In 2007 CDFA banned the product and later came under fire for not acting earlier.

Now, under AB856, manufacturers must apply for licenses and provide documentation of the ingredients of fertilizer they claim is OK for use in organic operations. The licenses, renewable every two years, carry a $500 fee plus an extra tax. Jensen said that could raise at least $250,000 annually.

CDFA has added “two or three investigators and another two or three registration specialists,” Jensen said. Violators face fines up to $15,000 per violation and license suspension of three years.

UPDATED: Organic fertilizers need licensing, California saysOrganic or not?

As for the hundreds of organic growers who used Biolizer XN, including growers for Tanimura & Antle Inc. and Driscoll Strawberry Associates, they were considered victims and not penalized for using the non-compliant fertilizer.

Whether regulators pulled the organic status of the land where tainted fertilizer was used — which would require a 3-year transition before organic certification could resume — wasn’t known. Calls to the NOP and the California Certified Organic Farmers regarding the land’s status were not returned.

However, NOP regulations on continued certification of organic land state applicants must indicate any “deviations from … the previous year’s organic system” when they request annual recertification.

Gwendolyn Wyard, associate director of organic standards for the Organic Trade Association, said she was pleased the Biolizer XN case was finally coming to justice, but she did not endorse the idea of mandatory testing of organic inputs such as fertilizers, or organic foods.
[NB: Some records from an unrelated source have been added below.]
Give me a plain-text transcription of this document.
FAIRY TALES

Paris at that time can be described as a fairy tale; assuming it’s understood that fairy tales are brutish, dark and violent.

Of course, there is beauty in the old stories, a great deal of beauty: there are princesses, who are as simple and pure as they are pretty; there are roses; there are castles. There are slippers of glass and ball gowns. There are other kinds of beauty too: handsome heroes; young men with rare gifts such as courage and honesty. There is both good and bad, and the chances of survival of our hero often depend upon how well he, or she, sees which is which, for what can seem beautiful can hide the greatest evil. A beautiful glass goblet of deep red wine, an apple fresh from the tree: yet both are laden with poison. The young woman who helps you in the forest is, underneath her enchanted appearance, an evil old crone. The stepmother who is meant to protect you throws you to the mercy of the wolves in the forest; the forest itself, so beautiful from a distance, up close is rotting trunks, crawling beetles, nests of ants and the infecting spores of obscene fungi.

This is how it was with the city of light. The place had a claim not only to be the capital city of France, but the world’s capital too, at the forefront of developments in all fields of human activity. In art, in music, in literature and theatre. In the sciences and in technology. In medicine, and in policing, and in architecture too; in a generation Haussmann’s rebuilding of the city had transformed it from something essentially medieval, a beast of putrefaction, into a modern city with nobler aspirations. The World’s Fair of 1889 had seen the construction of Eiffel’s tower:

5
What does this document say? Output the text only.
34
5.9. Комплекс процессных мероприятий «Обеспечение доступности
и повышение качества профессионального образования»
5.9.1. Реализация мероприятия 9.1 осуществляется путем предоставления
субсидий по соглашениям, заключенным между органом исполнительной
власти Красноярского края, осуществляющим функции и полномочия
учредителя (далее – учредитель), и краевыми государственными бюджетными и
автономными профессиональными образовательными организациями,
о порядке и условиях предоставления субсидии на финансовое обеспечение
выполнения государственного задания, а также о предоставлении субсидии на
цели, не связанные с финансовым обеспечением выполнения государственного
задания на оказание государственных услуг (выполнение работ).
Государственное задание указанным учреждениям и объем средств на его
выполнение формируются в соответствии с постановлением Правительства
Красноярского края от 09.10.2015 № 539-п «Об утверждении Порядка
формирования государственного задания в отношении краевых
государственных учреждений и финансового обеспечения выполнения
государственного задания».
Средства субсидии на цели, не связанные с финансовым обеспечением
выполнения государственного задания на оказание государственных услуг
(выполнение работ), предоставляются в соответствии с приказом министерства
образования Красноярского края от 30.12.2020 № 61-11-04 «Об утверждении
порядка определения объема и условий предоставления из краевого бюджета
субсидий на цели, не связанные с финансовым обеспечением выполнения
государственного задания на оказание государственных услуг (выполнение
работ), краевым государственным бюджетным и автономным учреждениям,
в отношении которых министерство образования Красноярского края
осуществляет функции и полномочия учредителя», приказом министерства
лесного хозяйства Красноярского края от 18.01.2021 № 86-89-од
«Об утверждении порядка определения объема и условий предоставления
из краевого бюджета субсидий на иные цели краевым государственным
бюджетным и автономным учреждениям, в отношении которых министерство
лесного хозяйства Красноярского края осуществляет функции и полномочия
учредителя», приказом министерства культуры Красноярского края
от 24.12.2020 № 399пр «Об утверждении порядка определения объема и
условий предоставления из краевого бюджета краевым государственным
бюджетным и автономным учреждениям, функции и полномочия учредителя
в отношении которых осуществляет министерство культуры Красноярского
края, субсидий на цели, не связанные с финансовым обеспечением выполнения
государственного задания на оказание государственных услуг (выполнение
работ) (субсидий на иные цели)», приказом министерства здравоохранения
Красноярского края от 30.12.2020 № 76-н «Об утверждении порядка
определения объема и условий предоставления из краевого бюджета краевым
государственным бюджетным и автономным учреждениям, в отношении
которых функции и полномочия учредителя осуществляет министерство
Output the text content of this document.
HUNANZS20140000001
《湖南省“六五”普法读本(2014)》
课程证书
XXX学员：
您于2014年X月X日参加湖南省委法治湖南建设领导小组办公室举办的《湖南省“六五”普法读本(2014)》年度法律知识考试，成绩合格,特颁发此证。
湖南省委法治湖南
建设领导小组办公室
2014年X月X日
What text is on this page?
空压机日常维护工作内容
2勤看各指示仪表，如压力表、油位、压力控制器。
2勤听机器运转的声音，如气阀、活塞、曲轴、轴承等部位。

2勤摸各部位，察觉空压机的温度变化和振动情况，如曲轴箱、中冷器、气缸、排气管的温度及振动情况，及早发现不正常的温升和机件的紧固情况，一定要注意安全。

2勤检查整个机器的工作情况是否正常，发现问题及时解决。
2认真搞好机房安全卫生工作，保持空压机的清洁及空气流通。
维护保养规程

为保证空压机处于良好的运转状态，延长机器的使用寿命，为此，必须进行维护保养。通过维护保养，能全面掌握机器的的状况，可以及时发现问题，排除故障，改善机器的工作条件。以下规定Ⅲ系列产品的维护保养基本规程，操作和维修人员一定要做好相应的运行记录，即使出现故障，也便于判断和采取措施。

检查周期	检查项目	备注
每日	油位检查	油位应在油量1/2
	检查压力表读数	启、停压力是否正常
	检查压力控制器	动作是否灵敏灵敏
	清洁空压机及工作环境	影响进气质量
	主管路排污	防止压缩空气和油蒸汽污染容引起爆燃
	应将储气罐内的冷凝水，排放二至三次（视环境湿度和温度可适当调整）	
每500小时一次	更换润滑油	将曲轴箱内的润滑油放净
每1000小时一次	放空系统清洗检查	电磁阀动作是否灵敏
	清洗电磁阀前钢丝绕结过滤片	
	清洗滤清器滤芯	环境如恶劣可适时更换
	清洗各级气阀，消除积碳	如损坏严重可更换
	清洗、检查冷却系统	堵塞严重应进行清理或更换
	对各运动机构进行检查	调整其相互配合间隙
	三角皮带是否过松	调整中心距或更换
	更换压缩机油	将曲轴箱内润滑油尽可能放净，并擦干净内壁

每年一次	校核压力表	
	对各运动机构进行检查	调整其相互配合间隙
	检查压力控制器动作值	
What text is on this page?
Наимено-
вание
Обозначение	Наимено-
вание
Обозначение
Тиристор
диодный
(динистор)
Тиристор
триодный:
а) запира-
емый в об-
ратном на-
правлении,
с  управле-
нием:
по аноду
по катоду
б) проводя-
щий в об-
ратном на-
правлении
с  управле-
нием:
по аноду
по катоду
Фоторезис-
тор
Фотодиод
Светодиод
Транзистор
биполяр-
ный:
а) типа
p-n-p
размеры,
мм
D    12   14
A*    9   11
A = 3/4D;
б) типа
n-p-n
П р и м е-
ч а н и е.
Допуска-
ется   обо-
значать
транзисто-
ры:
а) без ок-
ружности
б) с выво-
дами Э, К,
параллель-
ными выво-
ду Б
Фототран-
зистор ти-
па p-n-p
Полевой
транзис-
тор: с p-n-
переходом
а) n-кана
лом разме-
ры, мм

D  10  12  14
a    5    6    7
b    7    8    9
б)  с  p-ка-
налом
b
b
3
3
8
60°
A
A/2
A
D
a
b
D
“We have not focused on testing because the organic regulations are process based standard. We don’t say what (organics) contain, we are saying how they were made,” Wyard said March 7.

“In some cases testing is appropriate because certifier operators must prevent contamination of organic products, and certifiers do in fact currently test for prohibited substances such as pesticide residues. But overall it hasn’t been a problem so far.”

Wyard said both OTA and the National Organic Standards Board, which advises the NOP, have recommended that NOP implement an accreditation process for material reviews, though. She said federal oversight is needed to ensure uniform review practices.

In a prepared statement Wyard issued March 10, she said OTA does support mandatory testing as detailed in the Organic Foods Production Act, which requires certifiers to conduct periodic residue testing to determine whether certified products contain any pesticide or other prohibited substances.

NOP regulations require certifiers to report positive results of residue testing in response to monitoring and/or investigating compliance to the regulations, Wyard's statement said.

There will also be a final rule released this year further clarifying the requirements for certifiers to conduct residue testing on a percentage of their certified operations.

OTA not only supports residue testing as required by OFPA and the NOP regulations, but has called for testing in order to verify the contamination prevention practices required under the NOP regulations, Wyard said in her March 10 statement.